Freedland Stephen J, Fernandes Luis, De Solda Francesco, Buyukkaramikli Nasuh, Mundle Suneel D, McCarthy Sharon A, Labson Daniel, Yang Lingfeng, Pan Feng, Mir Carmen
Cedars-Sinai Medical Center, Samuel Oschin Comprehensive Cancer Institute, Los Angeles, CA, USA.
Durham VA Medical Center, Durham, NC, USA.
Target Oncol. 2025 Jan;20(1):139-148. doi: 10.1007/s11523-024-01113-5. Epub 2024 Nov 10.
Patients with high-risk localized and locally advanced prostate cancer (HR-LPC/LAPC) have increased risk of metastasis, leading to reduced survival rates. Segmenting the disease course [time to recurrence, recurrence to metastasis, and post-metastasis survival (PMS)] may identify disease states for which the greatest impacts can be made to ultimately improve survival.
Evaluate real-world PMS of patients with HR-LPC/LAPC who received primary radical prostatectomy (RP) or radiotherapy (RT) with or without androgen deprivation therapy (ADT).
Electronic health records from an oncology database were used to assess PMS. Risk of death was estimated using the Kaplan-Meier method. Hazard ratios (HRs) were used to analyze the impact of treatment and time to metastasis (TTM) on PMS. Standardized mortality ratios (SMRs) were calculated for patients with HR-LPC/LAPC versus the US general male population.
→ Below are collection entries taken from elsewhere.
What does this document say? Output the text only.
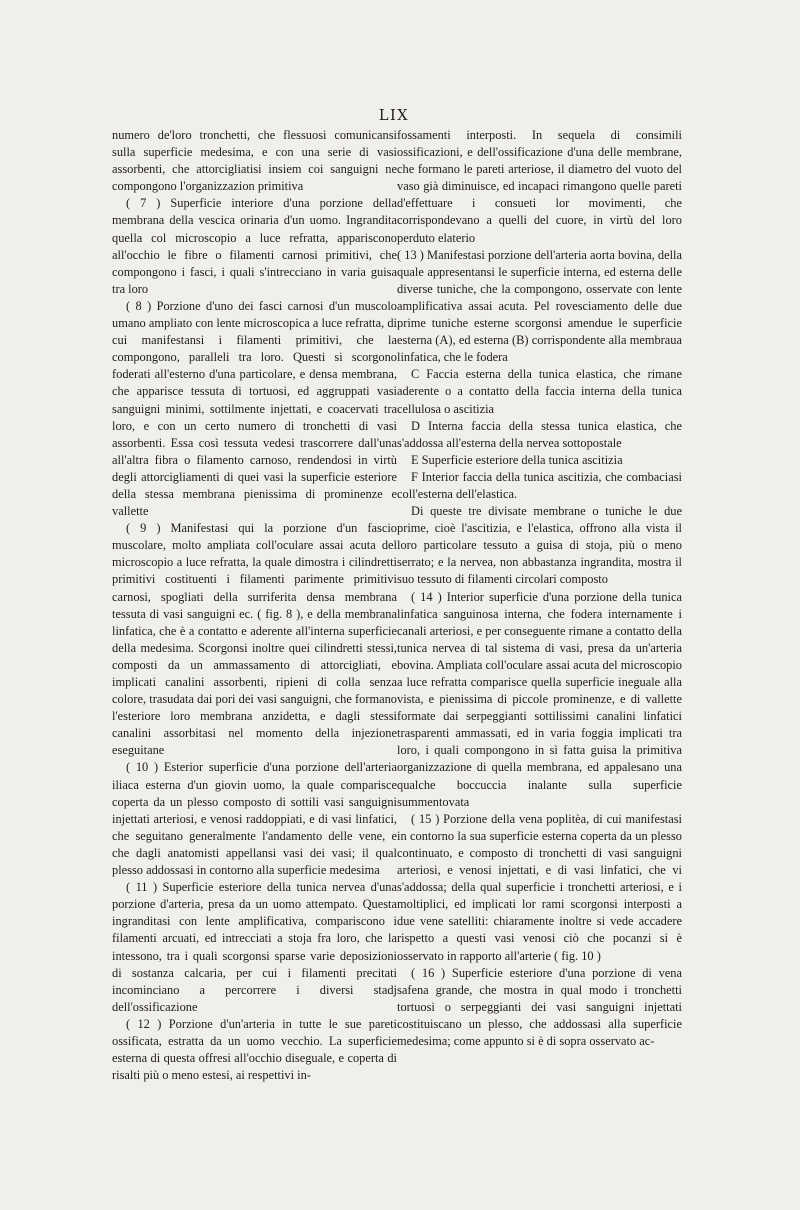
LIX

numero de'loro tronchetti, che flessuosi comunicansi sulla superficie medesima, e con una serie di vasi assorbenti, che attorcigliatisi insiem coi sanguigni ne compongono l'organizzazion primitiva

( 7 ) Superficie interiore d'una porzione della membrana della vescica orinaria d'un uomo. Ingrandita quella col microscopio a luce refratta, appariscono all'occhio le fibre o filamenti carnosi primitivi, che compongono i fasci, i quali s'intrecciano in varia guisa tra loro

( 8 ) Porzione d'uno dei fasci carnosi d'un muscolo umano ampliato con lente microscopica a luce refratta, di cui manifestansi i filamenti primitivi, che la compongono, paralleli tra loro. Questi si scorgono foderati all'esterno d'una particolare, e densa membrana, che apparisce tessuta di tortuosi, ed aggruppati vasi sanguigni minimi, sottilmente injettati, e coacervati tra loro, e con un certo numero di tronchetti di vasi assorbenti. Essa così tessuta vedesi trascorrere dall'una all'altra fibra o filamento carnoso, rendendosi in virtù degli attorcigliamenti di quei vasi la superficie esteriore della stessa membrana pienissima di prominenze e vallette

( 9 ) Manifestasi qui la porzione d'un fascio muscolare, molto ampliata coll'oculare assai acuta del microscopio a luce refratta, la quale dimostra i cilindretti primitivi costituenti i filamenti parimente primitivi carnosi, spogliati della surriferita densa membrana tessuta di vasi sanguigni ec. ( fig. 8 ), e della membrana linfatica, che è a contatto e aderente all'interna superficie della medesima. Scorgonsi inoltre quei cilindretti stessi, composti da un ammassamento di attorcigliati, e implicati canalini assorbenti, ripieni di colla senza colore, trasudata dai pori dei vasi sanguigni, che formano l'esteriore loro membrana anzidetta, e dagli stessi canalini assorbitasi nel momento della injezione eseguitane

( 10 ) Esterior superficie d'una porzione dell'arteria iliaca esterna d'un giovin uomo, la quale comparisce coperta da un plesso composto di sottili vasi sanguigni injettati arteriosi, e venosi raddoppiati, e di vasi linfatici, che seguitano generalmente l'andamento delle vene, e che dagli anatomisti appellansi vasi dei vasi; il qual plesso addossasi in contorno alla superficie medesima

( 11 ) Superficie esteriore della tunica nervea d'una porzione d'arteria, presa da un uomo attempato. Questa ingranditasi con lente amplificativa, compariscono i filamenti arcuati, ed intrecciati a stoja fra loro, che la intessono, tra i quali scorgonsi sparse varie deposizioni di sostanza calcaria, per cui i filamenti precitati incominciano a percorrere i diversi stadj dell'ossificazione

( 12 ) Porzione d'un'arteria in tutte le sue pareti ossificata, estratta da un uomo vecchio. La superficie esterna di questa offresi all'occhio diseguale, e coperta di risalti più o meno estesi, ai respettivi in-

fossamenti interposti. In sequela di consimili ossificazioni, e dell'ossificazione d'una delle membrane, che formano le pareti arteriose, il diametro del vuoto del vaso già diminuisce, ed incapaci rimangono quelle pareti d'effettuare i consueti lor movimenti, che corrispondevano a quelli del cuore, in virtù del loro perduto elaterio

( 13 ) Manifestasi porzione dell'arteria aorta bovina, della quale appresentansi le superficie interna, ed esterna delle diverse tuniche, che la compongono, osservate con lente amplificativa assai acuta. Pel rovesciamento delle due prime tuniche esterne scorgonsi amendue le superficie esterna (A), ed esterna (B) corrispondente alla membraua linfatica, che le fodera

C Faccia esterna della tunica elastica, che rimane aderente o a contatto della faccia interna della tunica cellulosa o ascitizia

D Interna faccia della stessa tunica elastica, che s'addossa all'esterna della nervea sottopostale

E Superficie esteriore della tunica ascitizia

F Interior faccia della tunica ascitizia, che combaciasi coll'esterna dell'elastica.

Di queste tre divisate membrane o tuniche le due prime, cioè l'ascitizia, e l'elastica, offrono alla vista il loro particolare tessuto a guisa di stoja, più o meno serrato; e la nervea, non abbastanza ingrandita, mostra il suo tessuto di filamenti circolari composto

( 14 ) Interior superficie d'una porzione della tunica linfatica sanguinosa interna, che fodera internamente i canali arteriosi, e per conseguente rimane a contatto della tunica nervea di tal sistema di vasi, presa da un'arteria bovina. Ampliata coll'oculare assai acuta del microscopio a luce refratta comparisce quella superficie ineguale alla vista, e pienissima di piccole prominenze, e di vallette formate dai serpeggianti sottilissimi canalini linfatici trasparenti ammassati, ed in varia foggia implicati tra loro, i quali compongono in sì fatta guisa la primitiva organizzazione di quella membrana, ed appalesano una qualche boccuccia inalante sulla superficie summentovata

( 15 ) Porzione della vena poplitèa, di cui manifestasi in contorno la sua superficie esterna coperta da un plesso continuato, e composto di tronchetti di vasi sanguigni arteriosi, e venosi injettati, e di vasi linfatici, che vi s'addossa; della qual superficie i tronchetti arteriosi, e i moltiplici, ed implicati lor rami scorgonsi interposti a due vene satelliti: chiaramente inoltre si vede accadere rispetto a questi vasi venosi ciò che pocanzi si è osservato in rapporto all'arterie ( fig. 10 )

( 16 ) Superficie esteriore d'una porzione di vena safena grande, che mostra in qual modo i tronchetti tortuosi o serpeggianti dei vasi sanguigni injettati costituiscano un plesso, che addossasi alla superficie medesima; come appunto si è di sopra osservato ac-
Overall, 5008 patients with HR-LPC/LAPC were identified, and 1231 developed metastases after primary treatment (RP, n = 885; RT only, n = 262; RT+ADT, n = 84). Age-adjusted PMS HR between the RP and RT only cohorts was 1.19 (p = 0.077) and between RP and RT+ADT cohorts was 1.32 (p = 0.078). TTM was unrelated to PMS in unadjusted (HR 1.01, p = 0.2) and age-adjusted models (HR 0.99, p = 0.3). Relative to pre-metastasis SMRs, post-metastasis SMRs increased eightfold and fivefold in patients treated with RP and RT±ADT, respectively.
PMS was unrelated to TTM in patients with HR-LPC/LAPC, suggesting PMS may be independent of the trajectory to development of metastases. Given PMS may be a fixed length of time, delaying the development of metastasis may improve survival in patients with HR-LPC/LAPC.
高危局限性和局部晚期前列腺癌(HR-LPC/LAPC)患者发生转移的风险增加,导致生存率降低。对疾病进程进行分段[复发时间、复发至转移时间以及转移后生存期(PMS)]可能会确定那些对最终提高生存率影响最大的疾病状态。
评估接受原发性根治性前列腺切除术(RP)或放疗(RT)联合或不联合雄激素剥夺治疗(ADT)的HR-LPC/LAPC患者的真实世界PMS。
使用肿瘤数据库中的电子健康记录来评估PMS。采用Kaplan-Meier方法估计死亡风险。使用风险比(HR)分析治疗和转移时间(TTM)对PMS的影响。计算HR-LPC/LAPC患者与美国普通男性人群的标准化死亡比(SMR)。
总体而言,共识别出5008例HR-LPC/LAPC患者,其中1231例在初始治疗后发生转移(RP组,n = 885;单纯RT组,n = 262;RT + ADT组,n = 84)。RP组与单纯RT组之间经年龄调整的PMS HR为1.19(p = 0.077),RP组与RT + ADT组之间为1.32(p = 0.078)。在未调整模型(HR 1.01,p = 0.2)和年龄调整模型(HR 0.99,p = 0.3)中,TTM与PMS无关。相对于转移前SMR,接受RP治疗和RT±ADT治疗的患者转移后SMR分别增加了8倍和5倍。
HR-LPC/LAPC患者的PMS与TTM无关,提示PMS可能独立于转移发生轨迹。鉴于PMS可能是一段固定时间,延迟转移的发生可能会提高HR-LPC/LAPC患者的生存率。